Lisa and ‘Stormy’, a rather nervous horse, had plenty of mornings to practice their dialogue and, no doubt, each helped one another through their own particular trying times.
“I like the intuitive conversations I have with horses,” says Lisa. “Where nothing is spoken but I know what they want and they know what I want and we work together.”
It took some time for Lisa to develop that level of comfort with ‘Stormy’.
“She was flighty, she was nervous and didn’t run until she was three,” recalls Lisa. “The first time I schooled her, she managed to kick two people at the same time on opposite sides of her. But seeing that progress from a nervous animal afraid of everything to this horse I could walk over with a piece of dental floss she was that well behaved, and so comfortable and confident, was remarkable. She knew what she was doing and that I would take her there. We had a symbiotic let’s-go-win-this-race relationship.”

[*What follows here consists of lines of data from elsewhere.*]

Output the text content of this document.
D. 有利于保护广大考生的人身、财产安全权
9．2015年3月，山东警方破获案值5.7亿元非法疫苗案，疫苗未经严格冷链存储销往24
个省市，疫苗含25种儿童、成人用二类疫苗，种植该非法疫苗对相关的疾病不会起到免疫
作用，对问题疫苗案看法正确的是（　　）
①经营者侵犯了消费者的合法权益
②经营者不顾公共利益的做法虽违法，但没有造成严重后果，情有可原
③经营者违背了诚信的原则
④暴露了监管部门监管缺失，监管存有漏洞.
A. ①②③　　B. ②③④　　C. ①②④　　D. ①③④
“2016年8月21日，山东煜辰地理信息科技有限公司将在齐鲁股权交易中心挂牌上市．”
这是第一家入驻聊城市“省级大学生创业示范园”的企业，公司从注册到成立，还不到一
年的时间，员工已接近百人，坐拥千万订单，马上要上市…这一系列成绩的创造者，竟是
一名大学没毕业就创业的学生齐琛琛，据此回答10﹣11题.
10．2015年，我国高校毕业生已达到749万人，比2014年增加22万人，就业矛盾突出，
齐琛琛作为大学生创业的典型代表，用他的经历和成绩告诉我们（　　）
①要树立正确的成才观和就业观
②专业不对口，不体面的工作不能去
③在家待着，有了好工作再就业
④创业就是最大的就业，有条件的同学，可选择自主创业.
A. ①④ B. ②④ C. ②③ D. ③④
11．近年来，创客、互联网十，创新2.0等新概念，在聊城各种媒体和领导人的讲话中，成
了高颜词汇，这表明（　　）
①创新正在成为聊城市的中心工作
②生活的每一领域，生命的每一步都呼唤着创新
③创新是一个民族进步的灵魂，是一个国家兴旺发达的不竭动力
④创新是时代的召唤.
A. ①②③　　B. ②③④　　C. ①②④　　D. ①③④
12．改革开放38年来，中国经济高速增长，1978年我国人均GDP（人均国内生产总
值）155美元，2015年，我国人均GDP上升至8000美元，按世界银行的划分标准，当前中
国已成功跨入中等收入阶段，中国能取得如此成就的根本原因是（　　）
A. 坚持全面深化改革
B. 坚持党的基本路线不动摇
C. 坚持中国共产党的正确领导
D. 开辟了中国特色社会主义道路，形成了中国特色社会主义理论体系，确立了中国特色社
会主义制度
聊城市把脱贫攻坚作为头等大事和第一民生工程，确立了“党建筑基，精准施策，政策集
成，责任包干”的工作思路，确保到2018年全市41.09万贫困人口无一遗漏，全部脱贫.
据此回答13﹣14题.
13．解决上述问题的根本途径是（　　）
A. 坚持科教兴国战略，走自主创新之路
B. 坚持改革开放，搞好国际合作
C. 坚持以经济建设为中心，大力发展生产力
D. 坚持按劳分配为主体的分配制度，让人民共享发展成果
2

Although ‘Stormy’ has left Lisa’s care now, her legacy will live on as something of a precedent on how to care for future racehorses.
“She’s my model now as she was my longest client for the kind of relationships I hope to develop,” says Lisa.
We are family!
Lisa, who likes a challenge, is continuing to push her own limits and is learning how to gallop horses. It’s part of a master plan that the patient pupil is pursuing with a purpose.
“Many years from now, when I feel like I know something, I’d like to train,” explains Lisa. “Right now, I feel really far from that. I might work my way into getting an assistant’s license at some point. But, before then, I’d like to learn how to gallop. Not necessarily to be a gallop person, but just to know how it’s done.”
Her goal is a reflection of her admiration for Debbie and Phil England.
“One of the great things about working with Debbie is that she and Phil gallop their own horses and she knows them so well,” says Lisa. “She’s so in tune with them. If there’s a problem, she can get on and gallop and come back and know how to fix the situation.”
Lisa leading Stormy Illusion to the track
Until then, Lisa will continue to groom. On race day she’ll be found in the walking ring leading her clients to the racetrack and, when the race is on, she’ll be on the apron yelling her own special brand of encouragement.
“I yell their names like my pants are on fire and let them know to come on home,” she laughs. “I don’t know if it helps, but I feel better.”